Sondages 2007 : PQ et PLQ à égalité avec 51 députés, 23 pour l’ADQ ! (4)

Québec 2007 - Tribune libre de Vigile

Lorsque 45% des électeurs disent qu’ils peuvent encore changer d’idée, c’est qu’ils voudraient bien qu’un bon gros pavé dans la mare électorale les aider à trancher. C’est ce qui semble transparaître du sondage Léger Marketing -TVA - Journal de Montréal - The Gazette de ce 2 mars. Par rapport au sondage Léger Marketing précédent (Le Devoir, 26 février), le PQ et l’ADQ ont chacun gagné un point tandis que le PLQ et Québec solidaire en ont chacun perdu un. Il est donc étrange que certaines manchettes indiquent une poursuite de la chute du PQ. On semble plutôt assister à une légère intensification du duel PQ-ADQ en région, aux dépens du PLQ. Et encore le sondage de ce matin est basé sur un échantillon trois fois plus important que le précédent, avec une marge d’erreur de 1,8% (19 fois sur 20) plutôt que les 3,1% d’erreur de la semaine dernière. Par conséquent, il ne s’est peut-être rien passé du tout dans l’opinion publique entre ses deux sondages. Mais celui de ce matin est évidemment plus fiable. Tous les partis peuvent encore espérer la victoire, la moins probable étant encore celle de l’ADQ qui, selon nos estimations, ne peut conquérir le plus grand nombre de sièges avant d’avoir franchi la barre des 31%. Ainsi, selon les données du sondage de ce matin :
● Le Parti Québécois d’André Boisclair élirait 51 députés, dans des luttes à trois serrées en région mais en pouvant toujours compter sur sa base traditionnelle dans la grande région métropolitaine, là où la question nationale supplante encore les accomodements raisonnables et… l’orientation sexuelle des candidats. À mesure que les écarts entre les partis rétrécissent, un tel scénario est davantage sujet à toutes sortes de considérations locales qu’aucune modélisation informatique ne saurait simuler. Sans grandes affinités avec ses deux principaux adversaires et peu enclin aux coalitions trop contre-nature, le PQ en serait quitte pour une belle victoire morale.
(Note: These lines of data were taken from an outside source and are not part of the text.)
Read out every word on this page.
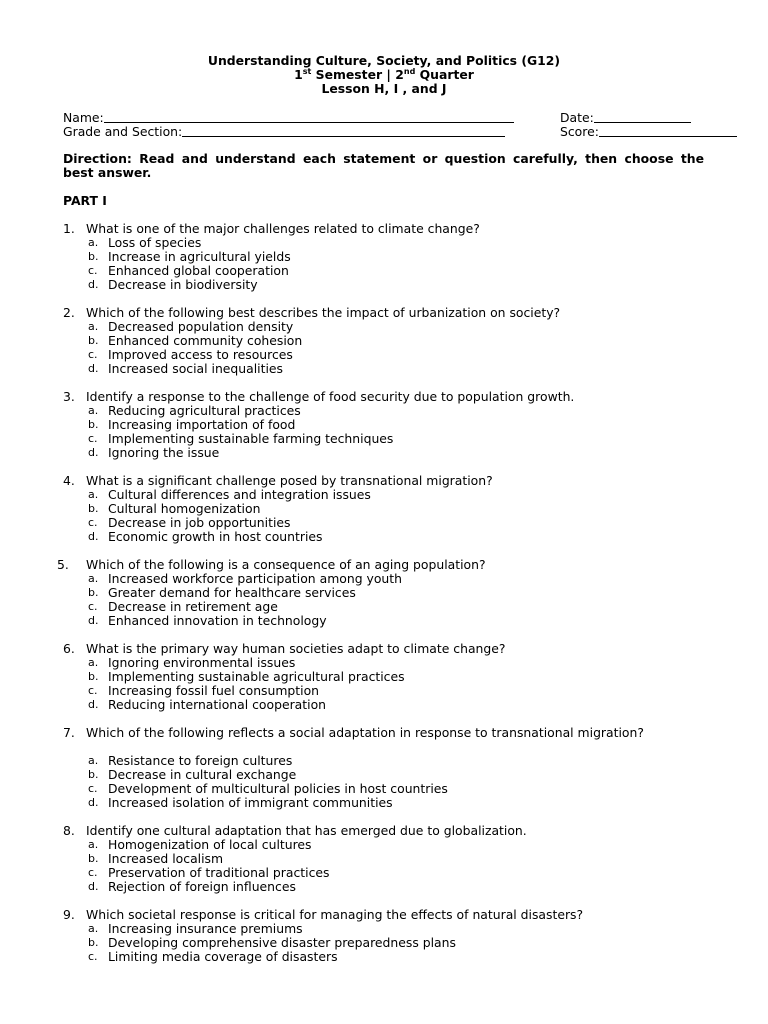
Understanding Culture, Society, and Politics (G12)
1st Semester | 2nd Quarter
Lesson H, I , and J
Name:	Date:
Grade and Section:	Score:
Direction: Read and understand each statement or question carefully, then choose the best answer.
PART I
1. What is one of the major challenges related to climate change?
a. Loss of species
b. Increase in agricultural yields
c. Enhanced global cooperation
d. Decrease in biodiversity
2. Which of the following best describes the impact of urbanization on society?
a. Decreased population density
b. Enhanced community cohesion
c. Improved access to resources
d. Increased social inequalities
3. Identify a response to the challenge of food security due to population growth.
a. Reducing agricultural practices
b. Increasing importation of food
c. Implementing sustainable farming techniques
d. Ignoring the issue
4. What is a significant challenge posed by transnational migration?
a. Cultural differences and integration issues
b. Cultural homogenization
c. Decrease in job opportunities
d. Economic growth in host countries
5. Which of the following is a consequence of an aging population?
a. Increased workforce participation among youth
b. Greater demand for healthcare services
c. Decrease in retirement age
d. Enhanced innovation in technology
6. What is the primary way human societies adapt to climate change?
a. Ignoring environmental issues
b. Implementing sustainable agricultural practices
c. Increasing fossil fuel consumption
d. Reducing international cooperation
7. Which of the following reflects a social adaptation in response to transnational migration?
a. Resistance to foreign cultures
b. Decrease in cultural exchange
c. Development of multicultural policies in host countries
d. Increased isolation of immigrant communities
8. Identify one cultural adaptation that has emerged due to globalization.
a. Homogenization of local cultures
b. Increased localism
c. Preservation of traditional practices
d. Rejection of foreign influences
9. Which societal response is critical for managing the effects of natural disasters?
a. Increasing insurance premiums
b. Developing comprehensive disaster preparedness plans
c. Limiting media coverage of disasters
● Le Parti Libéral de Jean Charest ferait aussi élire 51 députés. Une telle éventualité donnerait assurément une belle indigestion de mignardises à notre lieutenant-gouverneur, à qui revient théoriquement le rôle de dénouer un tel imbroglio. Voilà qui contribuerait certainement à réduire le taux de chômage chez les constitutionnalistes. Quelques adéquistes parmi les plus à cheval sur les principes y verraient sans doute de nouveaux motifs de conversion offrant de belles occasions de carrière. À moins qu’il n’y ait carrément coalition PLQ-ADQ, dans un amalgame de fédéralisto-populisme de droite du plus grand raffinement.
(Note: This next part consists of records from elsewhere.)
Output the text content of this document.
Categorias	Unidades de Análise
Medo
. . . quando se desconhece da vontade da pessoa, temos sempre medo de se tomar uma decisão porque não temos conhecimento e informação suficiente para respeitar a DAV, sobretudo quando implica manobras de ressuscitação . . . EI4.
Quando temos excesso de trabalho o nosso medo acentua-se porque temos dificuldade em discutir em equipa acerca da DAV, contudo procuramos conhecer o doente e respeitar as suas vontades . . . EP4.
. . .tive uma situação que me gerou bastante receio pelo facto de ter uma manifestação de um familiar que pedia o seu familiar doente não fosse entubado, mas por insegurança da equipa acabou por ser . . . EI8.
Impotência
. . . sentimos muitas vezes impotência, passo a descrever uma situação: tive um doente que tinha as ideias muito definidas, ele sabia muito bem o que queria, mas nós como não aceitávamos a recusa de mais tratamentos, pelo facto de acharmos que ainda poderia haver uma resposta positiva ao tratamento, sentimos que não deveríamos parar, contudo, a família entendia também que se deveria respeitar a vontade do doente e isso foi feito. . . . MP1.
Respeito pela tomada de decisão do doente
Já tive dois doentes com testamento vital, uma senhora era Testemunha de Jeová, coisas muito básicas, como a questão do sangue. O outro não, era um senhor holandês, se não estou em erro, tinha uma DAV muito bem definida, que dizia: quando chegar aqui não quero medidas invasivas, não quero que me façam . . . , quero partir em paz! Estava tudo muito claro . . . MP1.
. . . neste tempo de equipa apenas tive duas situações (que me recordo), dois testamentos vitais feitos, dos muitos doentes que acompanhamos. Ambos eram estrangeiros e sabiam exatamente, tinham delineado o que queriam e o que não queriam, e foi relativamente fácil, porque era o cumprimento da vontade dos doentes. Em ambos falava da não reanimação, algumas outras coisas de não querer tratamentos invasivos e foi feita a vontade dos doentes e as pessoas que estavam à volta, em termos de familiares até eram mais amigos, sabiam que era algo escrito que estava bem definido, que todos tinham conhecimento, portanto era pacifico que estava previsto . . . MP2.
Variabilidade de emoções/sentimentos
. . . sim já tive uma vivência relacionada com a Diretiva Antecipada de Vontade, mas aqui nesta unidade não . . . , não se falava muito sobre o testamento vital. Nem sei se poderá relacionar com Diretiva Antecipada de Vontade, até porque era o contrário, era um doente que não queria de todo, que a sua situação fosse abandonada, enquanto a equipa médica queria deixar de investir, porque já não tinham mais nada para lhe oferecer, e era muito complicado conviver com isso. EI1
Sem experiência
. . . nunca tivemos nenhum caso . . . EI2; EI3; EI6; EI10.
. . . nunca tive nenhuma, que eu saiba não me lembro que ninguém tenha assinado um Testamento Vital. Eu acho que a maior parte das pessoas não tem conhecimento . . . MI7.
● L’Action démocratique du Québec de Mario Dumont et ses 23 députés se verraient couirtisés comme jamais. Compte tenu que le chef et ses candidats se connaissent bien peu, voilà un épisode de la vie politique québécoise qui nous vaudrait probablement le meilleur et le pire.
Québec solidaire, Françoise David et ses 124 autres candidats défaits en profiteraient pour tenir à nouveau un débat sur les institutions démocratiques.
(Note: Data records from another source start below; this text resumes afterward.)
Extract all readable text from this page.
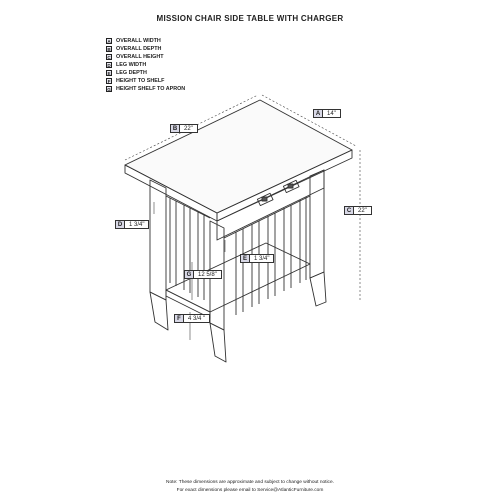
MISSION CHAIR SIDE TABLE WITH CHARGER
A OVERALL WIDTH
B OVERALL DEPTH
C OVERALL HEIGHT
D LEG WIDTH
E LEG DEPTH
F HEIGHT TO SHELF
G HEIGHT SHELF TO APRON
A	14"
B	22"
C	22"
D	1 3/4"
E	1 3/4"
F	4 3/4 "
G	12 5/8"
Note: These dimensions are approximate and subject to change without notice.
For exact dimensions please email to Service@AtlanticFurniture.com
Bien sûr, ces prédictions sont à la merci d’une certitude : les 24 prochains jours de cette campagne nous réservent encore bien des surprises, et des bonnes. D’ici là, on peut quand même s’attendre à ce que :
● La participation d’André Boisclair à l’émission «Tout le monde en parle» de ce dimanche rejoigne un très (très !) vaste public dont le chef péquiste a justement grand besoin.
● L’issue de plus en plus imprévisible du scrutin du 26 mars ravive l’intérêt de l’électorat pour cette campagne et bien sûr, pour le débat des chefs du mardi 13 mars. Contrairement à ses deux vis-à-vis, André Boisclair en sera alors à sa première expérience du genre. Ses échanges avec Mario Dumont sont les plus susceptibles d’être retenus. Chacun jouant son va-tout, le modérateur risque d’être très occupé.
● Le bilan du gouvernement sortant se fasse de plus en plus lourd à porter pour Jean Charest. Au fait, où donc en est le juge Grenier dans la rédaction de son rapport d’enquête sur Pro-Canada ?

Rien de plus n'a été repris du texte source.